In your pre-bid engagement, work hard to learn answers to a few vital, fundamental questions.

  • Do they seem rushed or harried in your conversation(s)? If they’re rushed now, they’ll be rushed and harried during the project. Evaluate carefully. If they don’t have time for this engagement period, then they won’t have time for the project. Pass.
  • Are they primarily interested in your expertise or your technical and comp-generation ability? If the former, it bodes well for both of you. If the latter, then they’ll likely want to dictate efforts and deliverables in a way that ignores your expertise and that harms their enterprise. Find out, in as direct a manner as possible, if they’re prepared to trust you. On this, everything depends.
  • What about personality? Are they personable? Pleasant? Terse? Abrasive? You’re going to be working with them for a while. Do you like them? Could you trust them? Make sure you’re willing to spend a project interacting with this person. If they’re abrasive, best to call off the engagement.
  • Challenge the premise of their project in some logical way. How do they respond? You need to know if they’re open to thoughtful challenge and to new ideas or if they seem to view it as some kind of insubordination. Evaluate carefully.
  • Express your requirements of your clients and projects. How do they respond? First, make sure they’re prepared to meet or abide by your requirements. But that’s not all. Observe how they respond to your requirements. Their manner expresses information vital to your relationship. Pay attention.
  • Is their project something you care about? Agree with? Disagree with? Before you decide to throw in with a project, make sure it’s not just the profit you’re after. For everyone’s sake, make sure the project is something to which you can dedicate excellence and bring value.
  • Probe their personal and/or business values. Reveal your own. Is there compatibility between you? You’re going to be working closely with this person for some time.

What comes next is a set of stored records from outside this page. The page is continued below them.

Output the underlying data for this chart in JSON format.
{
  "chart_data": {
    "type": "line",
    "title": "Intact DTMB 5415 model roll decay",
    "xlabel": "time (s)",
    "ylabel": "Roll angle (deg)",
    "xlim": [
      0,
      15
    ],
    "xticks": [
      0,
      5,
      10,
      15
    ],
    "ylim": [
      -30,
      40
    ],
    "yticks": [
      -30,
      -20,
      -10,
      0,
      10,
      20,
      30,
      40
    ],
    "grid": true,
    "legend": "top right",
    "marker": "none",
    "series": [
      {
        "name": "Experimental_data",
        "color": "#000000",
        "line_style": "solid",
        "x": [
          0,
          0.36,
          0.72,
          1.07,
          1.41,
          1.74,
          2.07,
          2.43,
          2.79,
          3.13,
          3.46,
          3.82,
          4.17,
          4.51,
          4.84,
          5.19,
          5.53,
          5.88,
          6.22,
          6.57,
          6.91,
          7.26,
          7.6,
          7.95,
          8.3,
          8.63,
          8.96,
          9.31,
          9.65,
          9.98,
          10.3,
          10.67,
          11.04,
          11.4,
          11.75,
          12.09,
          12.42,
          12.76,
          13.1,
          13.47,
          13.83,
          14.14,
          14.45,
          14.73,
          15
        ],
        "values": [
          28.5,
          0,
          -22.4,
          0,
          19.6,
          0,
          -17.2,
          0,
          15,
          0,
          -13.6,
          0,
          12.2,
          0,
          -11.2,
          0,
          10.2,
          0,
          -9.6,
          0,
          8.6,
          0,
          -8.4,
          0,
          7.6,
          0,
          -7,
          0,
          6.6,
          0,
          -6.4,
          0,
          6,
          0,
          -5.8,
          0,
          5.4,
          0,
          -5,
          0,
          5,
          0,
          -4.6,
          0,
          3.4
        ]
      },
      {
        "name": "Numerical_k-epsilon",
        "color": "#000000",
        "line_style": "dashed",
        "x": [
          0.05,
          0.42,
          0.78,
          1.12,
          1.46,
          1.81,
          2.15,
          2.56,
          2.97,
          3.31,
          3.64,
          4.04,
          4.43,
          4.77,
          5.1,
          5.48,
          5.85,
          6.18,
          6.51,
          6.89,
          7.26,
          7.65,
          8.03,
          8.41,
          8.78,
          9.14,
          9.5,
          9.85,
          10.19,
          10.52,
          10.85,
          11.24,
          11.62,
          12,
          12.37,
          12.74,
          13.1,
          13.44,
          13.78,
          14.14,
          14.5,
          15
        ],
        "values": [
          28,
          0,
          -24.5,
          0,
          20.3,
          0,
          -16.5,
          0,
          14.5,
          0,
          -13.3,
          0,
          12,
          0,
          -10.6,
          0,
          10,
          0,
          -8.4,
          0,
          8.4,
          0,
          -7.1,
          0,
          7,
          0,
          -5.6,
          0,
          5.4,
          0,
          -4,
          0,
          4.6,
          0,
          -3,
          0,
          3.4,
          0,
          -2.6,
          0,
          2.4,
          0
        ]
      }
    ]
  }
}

Work to discover any moral or ethical issues that could create friction or discomfort between you during the project.

Your Day Of Bliss

Don’t simply pursue what you think you deserve. Earn your projects. Earn your clients, and let them earn your expertise in the engagement period.

If you’ve devoted proper time and responsible effort to the consequential matters of pre-bid engagement, you can emerge informed and prepared to make a knowledgeable decision about your relationship. Better yet, so can your potential client. If you both agree that it’s time to take the next step (but not if just one of you thinks so), you can both do so with a pretty good idea of what the future holds.

Unlike a hasty, impassioned hookup, this sort of designer-client marriage is far more likely to survive. It will have a strong foundation, built on the things that ensure success and that help those involved weather any difficulties with resolve and dignity.

happily-ever-after-opt
Mutual respect and understanding makes your design project a happy relationship. (Image Source: Steve Snodgrass.)

Don’t simply follow the tug of novelty and lust. Spend time getting to know your potential clients, and let them get to know you. Help them to make decisions that they fully understand; do the same for yourself. And together, go and make amazing things, secure in the knowledge that your relationship has a strong foundation based on mutual respect and understanding.